What’s happening is that consistently the text field is truncated. This was not a problem with gpt-3.5-turbo-0613 using the same prompt. I’ve gone over the documentation but am not seeing anything I should be doing. Am I missing something?

With ChatCompletions, the default max_tokens is infinite.
With the Completions endpoint, the default max_tokens is 16.
You need to set it to the maximum length of the desired output (reserved from the context length) if you expect more than a few words.

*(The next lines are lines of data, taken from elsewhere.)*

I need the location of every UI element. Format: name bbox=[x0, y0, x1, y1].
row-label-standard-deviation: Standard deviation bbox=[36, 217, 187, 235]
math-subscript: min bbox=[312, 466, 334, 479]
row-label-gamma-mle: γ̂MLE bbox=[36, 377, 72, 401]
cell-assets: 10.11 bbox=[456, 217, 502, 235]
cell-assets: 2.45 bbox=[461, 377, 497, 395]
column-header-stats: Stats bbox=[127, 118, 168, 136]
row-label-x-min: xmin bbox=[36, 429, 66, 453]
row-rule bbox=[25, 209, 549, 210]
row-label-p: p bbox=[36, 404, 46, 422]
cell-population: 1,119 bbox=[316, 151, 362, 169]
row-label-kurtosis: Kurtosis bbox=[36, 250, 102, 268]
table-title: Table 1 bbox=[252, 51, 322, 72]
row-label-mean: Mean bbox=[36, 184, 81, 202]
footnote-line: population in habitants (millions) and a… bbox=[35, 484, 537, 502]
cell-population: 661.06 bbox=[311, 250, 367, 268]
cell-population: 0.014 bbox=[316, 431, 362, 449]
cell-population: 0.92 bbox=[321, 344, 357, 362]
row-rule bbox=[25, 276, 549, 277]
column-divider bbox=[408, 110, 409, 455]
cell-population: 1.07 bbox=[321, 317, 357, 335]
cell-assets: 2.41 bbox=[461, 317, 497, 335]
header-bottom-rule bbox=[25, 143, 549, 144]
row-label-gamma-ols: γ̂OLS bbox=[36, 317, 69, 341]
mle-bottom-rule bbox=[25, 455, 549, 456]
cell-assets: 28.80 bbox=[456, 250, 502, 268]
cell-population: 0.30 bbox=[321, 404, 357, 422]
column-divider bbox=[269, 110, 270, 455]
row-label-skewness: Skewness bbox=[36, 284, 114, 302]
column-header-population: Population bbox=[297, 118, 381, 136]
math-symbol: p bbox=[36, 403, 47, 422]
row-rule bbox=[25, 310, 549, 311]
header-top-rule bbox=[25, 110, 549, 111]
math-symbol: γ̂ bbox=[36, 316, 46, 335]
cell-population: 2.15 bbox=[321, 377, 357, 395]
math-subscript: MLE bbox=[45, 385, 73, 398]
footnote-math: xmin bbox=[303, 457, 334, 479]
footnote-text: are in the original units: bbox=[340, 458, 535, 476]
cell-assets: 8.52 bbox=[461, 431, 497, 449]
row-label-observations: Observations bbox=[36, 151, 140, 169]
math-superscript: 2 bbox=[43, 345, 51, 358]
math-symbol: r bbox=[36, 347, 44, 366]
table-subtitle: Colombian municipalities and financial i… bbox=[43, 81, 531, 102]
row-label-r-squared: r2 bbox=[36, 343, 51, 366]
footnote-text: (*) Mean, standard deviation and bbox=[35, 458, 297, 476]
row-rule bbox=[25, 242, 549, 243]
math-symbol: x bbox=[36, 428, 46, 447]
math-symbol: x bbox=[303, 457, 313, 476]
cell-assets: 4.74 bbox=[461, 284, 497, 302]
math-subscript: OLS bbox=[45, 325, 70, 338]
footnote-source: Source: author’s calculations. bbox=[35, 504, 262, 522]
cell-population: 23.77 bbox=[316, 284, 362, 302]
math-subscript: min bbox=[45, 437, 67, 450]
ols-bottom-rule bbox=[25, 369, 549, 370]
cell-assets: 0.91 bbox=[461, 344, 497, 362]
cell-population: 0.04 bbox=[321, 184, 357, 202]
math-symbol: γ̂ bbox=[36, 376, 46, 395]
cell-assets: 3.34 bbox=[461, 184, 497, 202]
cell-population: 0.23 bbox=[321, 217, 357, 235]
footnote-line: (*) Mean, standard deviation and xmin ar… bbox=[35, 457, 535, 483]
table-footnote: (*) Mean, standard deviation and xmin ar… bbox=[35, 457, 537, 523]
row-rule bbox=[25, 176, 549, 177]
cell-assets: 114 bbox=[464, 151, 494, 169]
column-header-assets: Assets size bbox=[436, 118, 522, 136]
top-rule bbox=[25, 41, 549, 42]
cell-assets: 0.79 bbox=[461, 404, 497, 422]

An example with options spelled out:

    response = openai.Completion.create(
        prompt      = string
        model       = model_name,
        temperature = temperature, # start at 0.6
        max_tokens  = max_tokens,  # maximum response length
        stop        = "", # often needed for completions
        top_p       = top_p, # reduction from 1 to 0.95 useful
        presence_penalty = 0.0,  # penalties -2.0 - 2.0
        frequency_penalty = 0.0,  # frequency = cumulative score
        n           = 1,  # gets you multiple trials
        stream      = True,
        logit_bias  = {"100066": -1},  # example, '~\n\n' token
        user        = "site_user-id", # optional customer tracking
1 Like

I see. Thank you very much. I must have missed that.